Thursday, September 01, 2005

Plutonium is the issue...

SEOUL, South Korea (AP) Sept 1, BURT HERMAN - South Korea's top diplomat said Thursday that North Korea's professed desire for a peaceful nuclear program shouldn't become an issue that overshadows disarmament talks.
Right. It should be human rights abuses that dominate the talks.
Meanwhile, a leading North Korea expert said an official there told him the country was researching how to create lightly enriched uranium - which could be used to fuel a reactor for non-weapons use, as opposed to the highly enriched uranium deployed in atomic bombs...

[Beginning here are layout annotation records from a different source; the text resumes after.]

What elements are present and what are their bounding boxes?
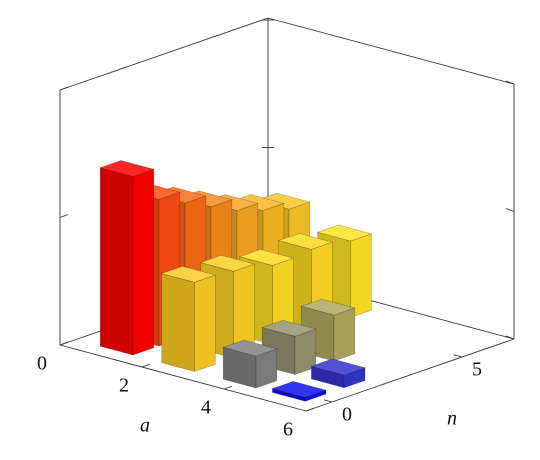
bar-top [199,254,256,272]
x-tick [141,363,150,368]
bar [160,265,217,372]
bar-top [310,358,367,376]
box-edge [267,17,515,85]
bar-top [160,265,217,283]
y-tick-label: 5 [472,359,482,381]
bar-top [277,233,334,250]
bar-front [350,233,372,318]
bar-side [161,273,195,372]
x-tick-label: 0 [37,353,47,375]
bar-top [261,319,317,337]
z-tick [505,208,515,212]
y-axis-title: n [447,408,457,430]
bar-top [271,381,328,398]
bar [222,339,278,389]
y-tick [453,354,463,358]
bar-top [222,339,278,357]
z-tick [505,335,515,340]
bar [99,160,155,356]
bar-side [99,167,134,356]
x-tick-label: 6 [283,419,293,441]
x-axis-title: a [140,415,150,437]
y-tick-label: 0 [342,404,352,426]
bar-front [333,307,356,362]
bar-top [99,160,155,177]
y-tick [323,399,333,403]
box-edge [59,17,269,91]
x-tick [305,407,314,412]
bar [271,381,328,402]
bar-top [300,298,356,316]
bar-top [316,224,373,242]
x-tick-label: 4 [201,397,211,419]
x-axis-line [59,344,307,412]
x-tick [59,341,68,346]
bar-front [132,168,155,356]
z-tick [505,80,515,85]
z-tick [59,214,69,218]
z-tick [59,86,69,91]
y-axis-line [305,338,515,412]
x-tick [223,385,232,390]
bar-top [238,249,295,266]
bar-front [194,274,216,372]
x-tick-label: 2 [119,375,129,397]
bar [310,358,367,389]
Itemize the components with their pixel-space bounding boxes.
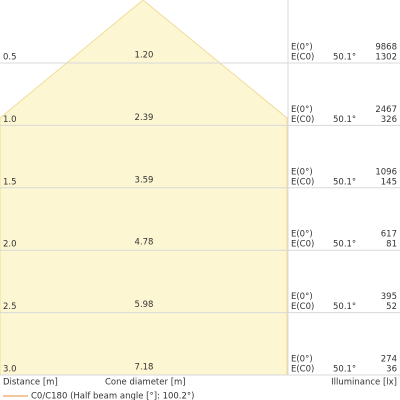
diameter-header: Cone diameter [m] xyxy=(105,378,186,388)
cone-diameter: 2.39 xyxy=(135,113,154,123)
ec0-value: 1302 xyxy=(375,53,397,63)
distance: 0.5 xyxy=(3,53,17,63)
e0-label: E(0°) xyxy=(291,43,313,53)
distance-header: Distance [m] xyxy=(3,378,58,388)
ec0-label: E(C0) xyxy=(291,115,314,125)
e0-label: E(0°) xyxy=(291,167,313,177)
e0-label: E(0°) xyxy=(291,292,313,302)
cone-diameter: 7.18 xyxy=(135,363,154,373)
e0-value: 617 xyxy=(381,230,397,240)
ec0-value: 145 xyxy=(381,177,397,187)
angle: 50.1° xyxy=(333,302,356,312)
angle: 50.1° xyxy=(333,53,356,63)
e0-value: 1096 xyxy=(375,167,397,177)
distance: 3.0 xyxy=(3,365,17,375)
ec0-value: 52 xyxy=(386,302,397,312)
e0-label: E(0°) xyxy=(291,230,313,240)
ec0-value: 326 xyxy=(381,115,397,125)
legend-label: C0/C180 (Half beam angle [°]: 100.2°) xyxy=(31,392,195,400)
ec0-label: E(C0) xyxy=(291,53,314,63)
e0-value: 9868 xyxy=(375,43,397,53)
illuminance-header: Illuminance [lx] xyxy=(331,378,397,388)
distance: 1.0 xyxy=(3,115,17,125)
e0-label: E(0°) xyxy=(291,105,313,115)
ec0-label: E(C0) xyxy=(291,177,314,187)
cone-diameter: 4.78 xyxy=(135,238,154,248)
e0-label: E(0°) xyxy=(291,355,313,365)
angle: 50.1° xyxy=(333,365,356,375)
cone-diameter: 3.59 xyxy=(135,175,154,185)
e0-value: 274 xyxy=(381,355,397,365)
angle: 50.1° xyxy=(333,177,356,187)
distance: 2.5 xyxy=(3,302,17,312)
ec0-value: 81 xyxy=(386,240,397,250)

Yea, it is known fact that North Korea has it's own supply of plutonium. Why would you want to enrich uranium? It is hard to do and expensive. Burning coal would be a much more efficient way for North Korea to produce energy.
...Harrison, director of the Asia Program at the Washington-based Center for International Policy, said comments last month by Pakistani President Gen. Pervez Musharraf that his country's former top nuclear scientist, A.Q. Khan, had passed nuclear technology and designs used to enrich uranium didn't prove American assertions of a highly enriched uranium program -No... Christ! It only "proves" the D.P.R.K's willingness to acquire and proliferate nuclear weapons technology.
which would require hundreds or thousands of centrifuges to be built with specialized parts not easily available. Saddam Hussein was able to acquire them.
``The assumption that they have tried to make or been able to make a weapons-grade uranium program in North Korea is very unfounded at this point,'' he said.
What about the "founded" assumption they have been able to, and HAVE made, weapons grade plutonium?